La carriera del giavellottista è coincisa con un momento di espansione dello sport per sordi in Italia, favorita dal grande lavoro della Federazione, che tra l’altro ha costruito il Centro Federale di Castelnovo ne’ Monti (Reggio Emilia), dove gli atleti come Matteo si possono allenare nelle migliori condizioni possibili. «A livello di numeri - spiega il lombardo - siamo in ripresa dopo il Covid.
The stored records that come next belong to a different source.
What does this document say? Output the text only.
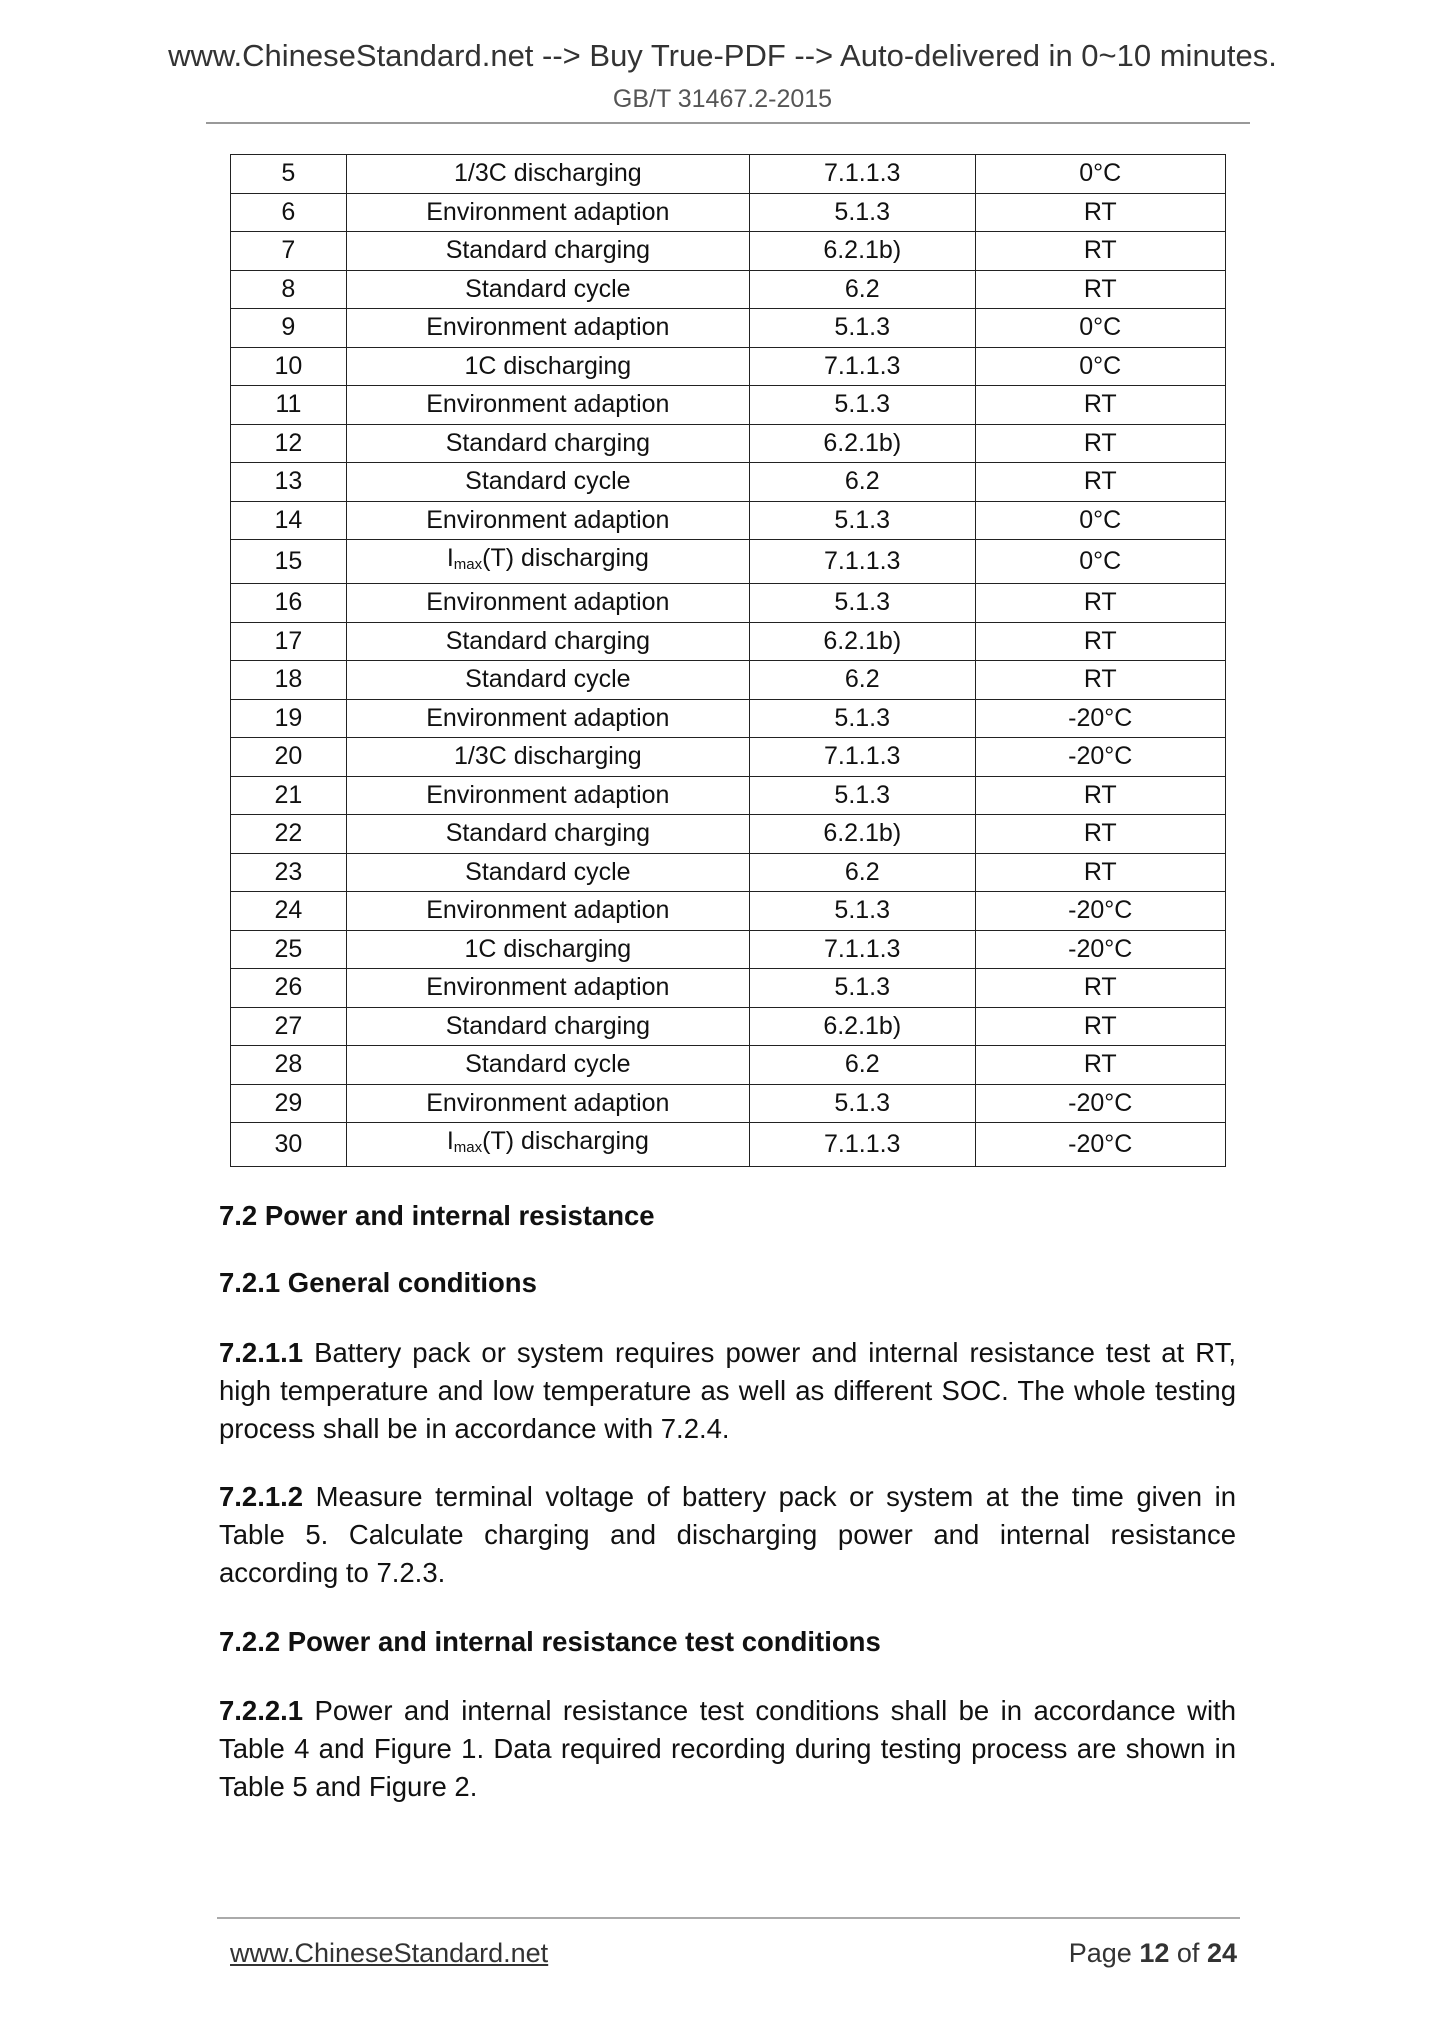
www.ChineseStandard.net --> Buy True-PDF --> Auto-delivered in 0~10 minutes.
GB/T 31467.2-2015
5	1/3C discharging	7.1.1.3	0°C
6	Environment adaption	5.1.3	RT
7	Standard charging	6.2.1b)	RT
8	Standard cycle	6.2	RT
9	Environment adaption	5.1.3	0°C
10	1C discharging	7.1.1.3	0°C
11	Environment adaption	5.1.3	RT
12	Standard charging	6.2.1b)	RT
13	Standard cycle	6.2	RT
14	Environment adaption	5.1.3	0°C
15	$I_{max}(T)$ discharging	7.1.1.3	0°C
16	Environment adaption	5.1.3	RT
17	Standard charging	6.2.1b)	RT
18	Standard cycle	6.2	RT
19	Environment adaption	5.1.3	-20°C
20	1/3C discharging	7.1.1.3	-20°C
21	Environment adaption	5.1.3	RT
22	Standard charging	6.2.1b)	RT
23	Standard cycle	6.2	RT
24	Environment adaption	5.1.3	-20°C
25	1C discharging	7.1.1.3	-20°C
26	Environment adaption	5.1.3	RT
27	Standard charging	6.2.1b)	RT
28	Standard cycle	6.2	RT
29	Environment adaption	5.1.3	-20°C
30	$I_{max}(T)$ discharging	7.1.1.3	-20°C
7.2 Power and internal resistance
7.2.1 General conditions
7.2.1.1 Battery pack or system requires power and internal resistance test at RT, high temperature and low temperature as well as different SOC. The whole testing process shall be in accordance with 7.2.4.
7.2.1.2 Measure terminal voltage of battery pack or system at the time given in Table 5. Calculate charging and discharging power and internal resistance according to 7.2.3.
7.2.2 Power and internal resistance test conditions
7.2.2.1 Power and internal resistance test conditions shall be in accordance with Table 4 and Figure 1. Data required recording during testing process are shown in Table 5 and Figure 2.
www.ChineseStandard.net	Page 12 of 24
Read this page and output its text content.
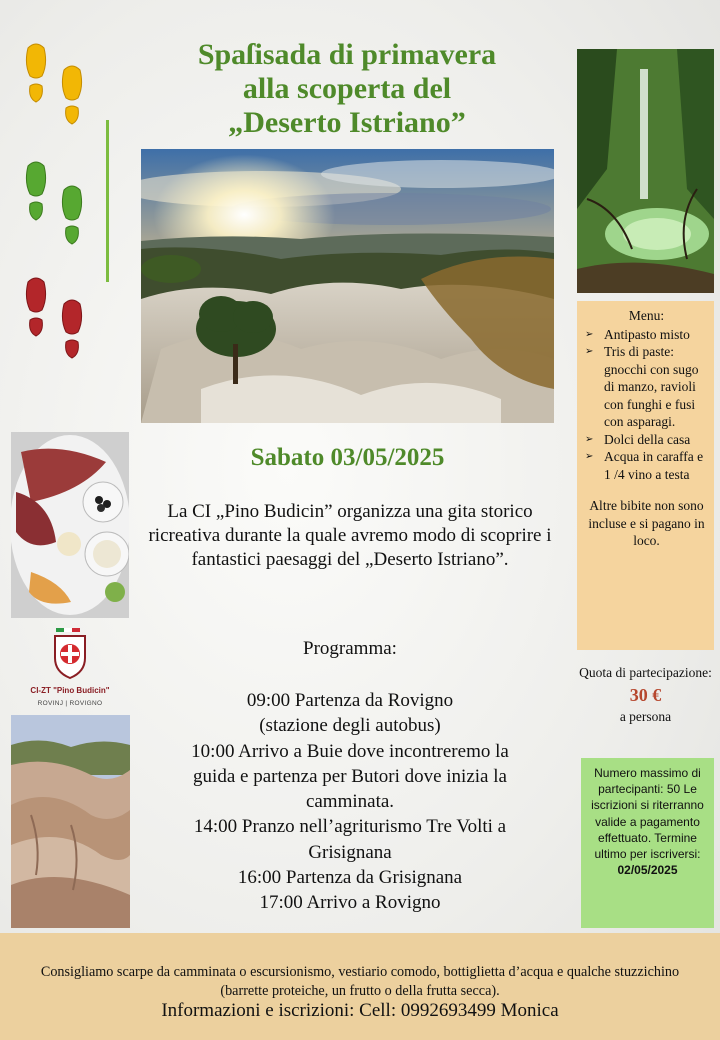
Spaſisada di primavera
alla scoperta del
„Deserto Istriano”
Sabato 03/05/2025
La CI „Pino Budicin” organizza una gita storico ricreativa durante la quale avremo modo di scoprire i fantastici paesaggi del „Deserto Istriano”.
Programma:
09:00 Partenza da Rovigno
(stazione degli autobus)
10:00 Arrivo a Buie dove incontreremo la
guida e partenza per Butori dove inizia la
camminata.
14:00 Pranzo nell’agriturismo Tre Volti a
Grisignana
16:00 Partenza da Grisignana
17:00 Arrivo a Rovigno
CI-ZT "Pino Budicin"
ROVINJ | ROVIGNO
Menu:
➢ Antipasto misto
➢ Tris di paste: gnocchi con sugo di manzo, ravioli con funghi e fusi con asparagi.
➢ Dolci della casa
➢ Acqua in caraffa e 1 /4 vino a testa
Altre bibite non sono incluse e si pagano in loco.
Quota di partecipazione:
30 €
a persona
Numero massimo di partecipanti: 50 Le iscrizioni si riterranno valide a pagamento effettuato. Termine ultimo per iscriversi:
02/05/2025
Consigliamo scarpe da camminata o escursionismo, vestiario comodo, bottiglietta d’acqua e qualche stuzzichino (barrette proteiche, un frutto o della frutta secca).
Informazioni e iscrizioni: Cell: 0992693499 Monica
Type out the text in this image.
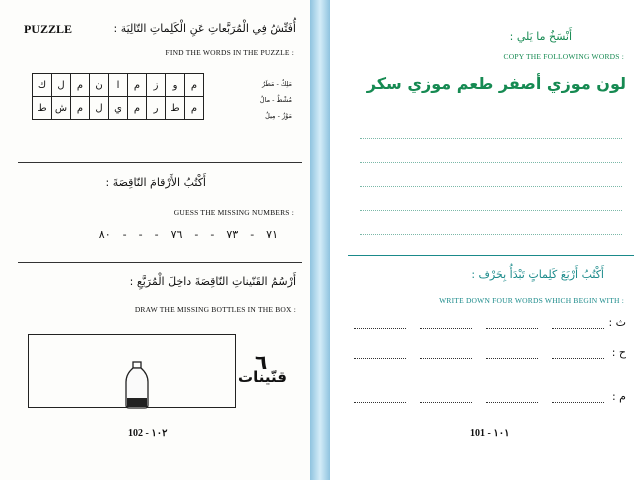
PUZZLE	أُفَتِّشُ فِي الْمُرَبَّعاتِ عَنِ الْكَلِماتِ التّالِيَة :
FIND THE WORDS IN THE PUZZLE :
ك	ل	م	ن	ا	م	ز	و	م
ط	ش	م	ل	ي	م	ر	ط	م
مَلِكٌ - مَطَرٌ
مُشْطٌ - مالٌ
مَوْزٌ - مِيلٌ
أَكْتُبُ الأَرْقامَ النّاقِصَةَ :
GUESS THE MISSING NUMBERS :
٧١-٧٣--٧٦---٨٠
أَرْسُمُ القَنّيناتِ النّاقِصَةَ داخِلَ الْمُرَبَّعِ :
DRAW THE MISSING BOTTLES IN THE BOX :
٦
قنّينات
102 - ١٠٢
أَنْسَخُ ما يَلي :
COPY THE FOLLOWING WORDS :
لون موزي أصفر طعم موزي سكر
أَكْتُبُ أَرْبَعَ كَلِماتٍ تَبْدَأُ بِحَرْف :
WRITE DOWN FOUR WORDS WHICH BEGIN WITH :
ث :
ح :
م :
101 - ١٠١
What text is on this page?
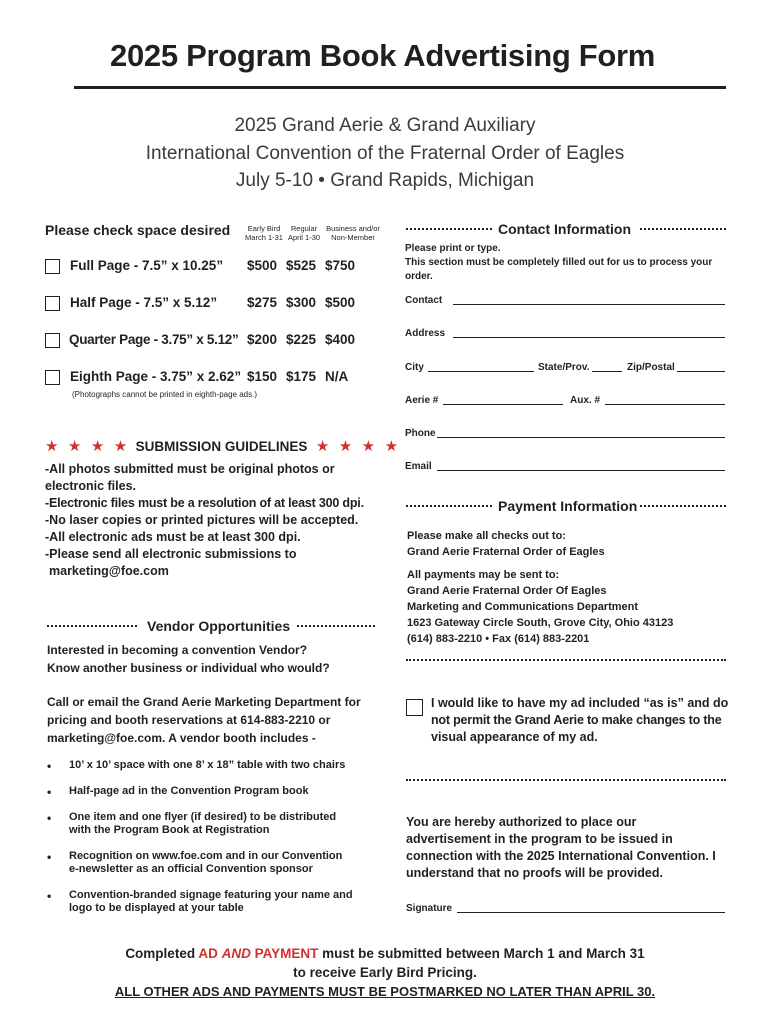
2025 Program Book Advertising Form
2025 Grand Aerie & Grand Auxiliary
International Convention of the Fraternal Order of Eagles
July 5-10 • Grand Rapids, Michigan
Please check space desired	Early Bird
March 1-31
Regular
April 1-30
Business and/or
Non-Member
Full Page - 7.5” x 10.25” $500 $525 $750
Half Page - 7.5” x 5.12” $275 $300 $500
Quarter Page - 3.75” x 5.12” $200 $225 $400
Eighth Page - 3.75” x 2.62” $150 $175 N/A
(Photographs cannot be printed in eighth-page ads.)
★ ★ ★ ★ SUBMISSION GUIDELINES ★ ★ ★ ★
-All photos submitted must be original photos or
electronic files.
-Electronic files must be a resolution of at least 300 dpi.
-No laser copies or printed pictures will be accepted.
-All electronic ads must be at least 300 dpi.
-Please send all electronic submissions to
marketing@foe.com
Vendor Opportunities
Interested in becoming a convention Vendor?
Know another business or individual who would?
Call or email the Grand Aerie Marketing Department for
pricing and booth reservations at 614-883-2210 or
marketing@foe.com. A vendor booth includes -
• 10’ x 10’ space with one 8’ x 18” table with two chairs
• Half-page ad in the Convention Program book
• One item and one flyer (if desired) to be distributed
with the Program Book at Registration
• Recognition on www.foe.com and in our Convention
e-newsletter as an official Convention sponsor
• Convention-branded signage featuring your name and
logo to be displayed at your table
Contact Information
Please print or type.
This section must be completely filled out for us to process your
order.
Contact
Address
City	State/Prov.	Zip/Postal
Aerie #	Aux. #
Phone
Email
Payment Information
Please make all checks out to:
Grand Aerie Fraternal Order of Eagles
All payments may be sent to:
Grand Aerie Fraternal Order Of Eagles
Marketing and Communications Department
1623 Gateway Circle South, Grove City, Ohio 43123
(614) 883-2210 • Fax (614) 883-2201
I would like to have my ad included “as is” and do
not permit the Grand Aerie to make changes to the
visual appearance of my ad.
You are hereby authorized to place our
advertisement in the program to be issued in
connection with the 2025 International Convention. I
understand that no proofs will be provided.
Signature
Completed AD AND PAYMENT must be submitted between March 1 and March 31
to receive Early Bird Pricing.
ALL OTHER ADS AND PAYMENTS MUST BE POSTMARKED NO LATER THAN APRIL 30.
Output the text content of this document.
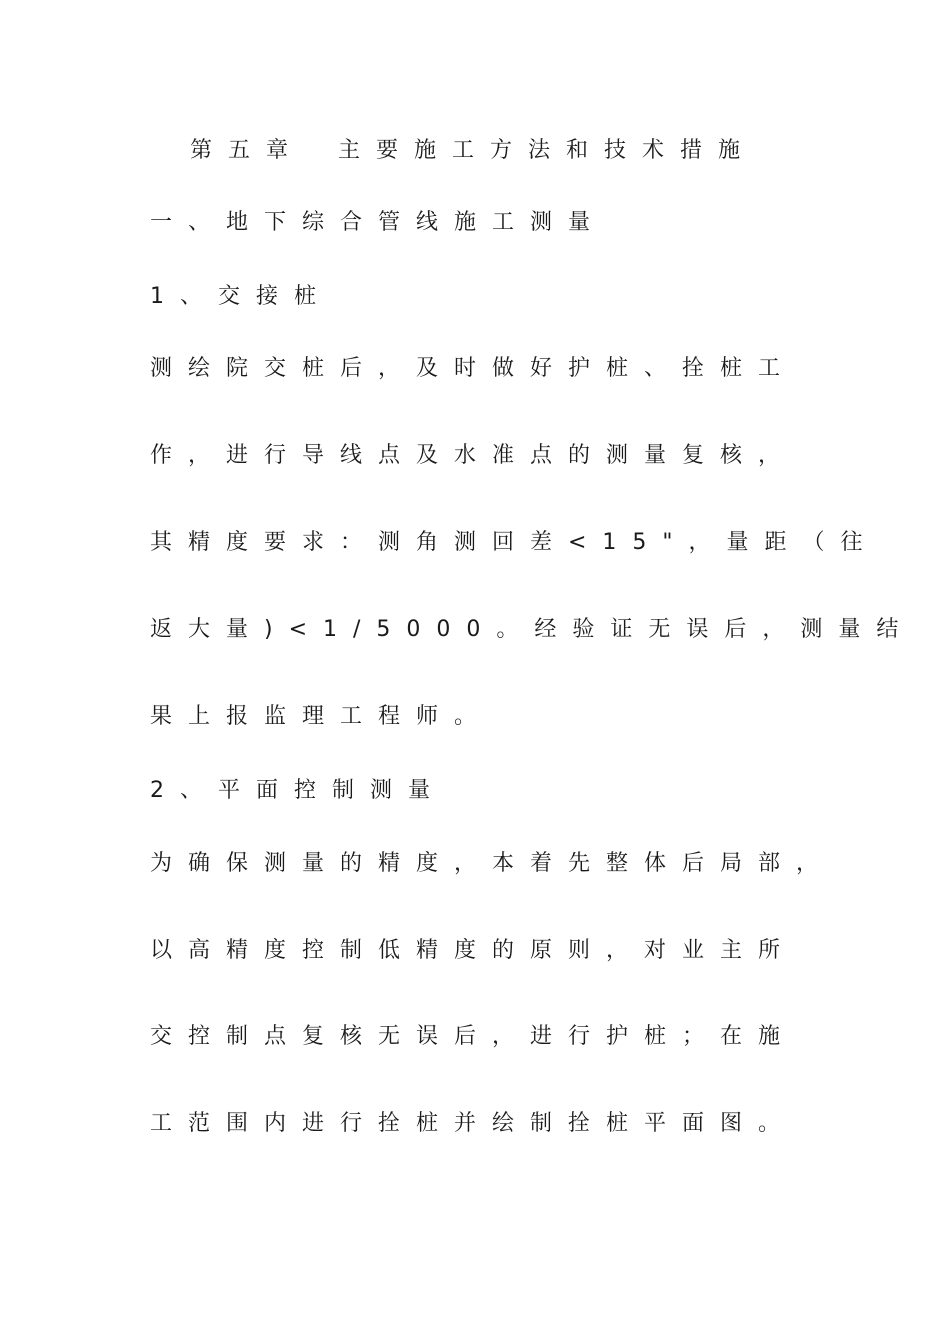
第五章 主要施工方法和技术措施
一、地下综合管线施工测量
1、交接桩
测绘院交桩后，及时做好护桩、拴桩工
作，进行导线点及水准点的测量复核，
其精度要求：测角测回差<15"，量距（往
返大量)<1/5000。经验证无误后，测量结
果上报监理工程师。
2、平面控制测量
为确保测量的精度，本着先整体后局部，
以高精度控制低精度的原则，对业主所
交控制点复核无误后，进行护桩；在施
工范围内进行拴桩并绘制拴桩平面图。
Il dato confortante è che arrivano sempre più atleti giovanissimi, ragazzi e ragazze di 16-17 anni che vogliono provare». «In più la scelta del Gruppo Sportivo Fiamme Oro di arruolare un atleta sordo (lo sciatore alpino Luca Loranzi, ndr) - aggiunge - spero possa aiutare a fare conoscere i nostri atleti e il nostro movimento, oltre a spingere altri gruppi sportivi ad ammetterli». Ai giovani, udenti e non, Matteo vorrebbe trasmettere quello che ha imparato durante la sua carriera. «Al campo in cui mi alleno - racconta il giavellottista - a volte vengono degli atleti della Fisdir, con disabilità intellettiva e relazionale e io sto lì con loro, gli faccio vedere le cose, li consiglio. In più sono stato nominato referente per il giavellotto della Fidal per il Comitato Regionale della Lombardia. È un bel riconoscimento essere stato scelto dalla Federazione, vuol dire che qualcosa di buono l’ho fatto». Il futuro di Matteo però è ancora in pedana. «Oltre a confermarmi a Tokyo - conclude l’atleta di Villa Cortese - spero di avvicinare il primato del mondo che con il lavoro è alla mia portata».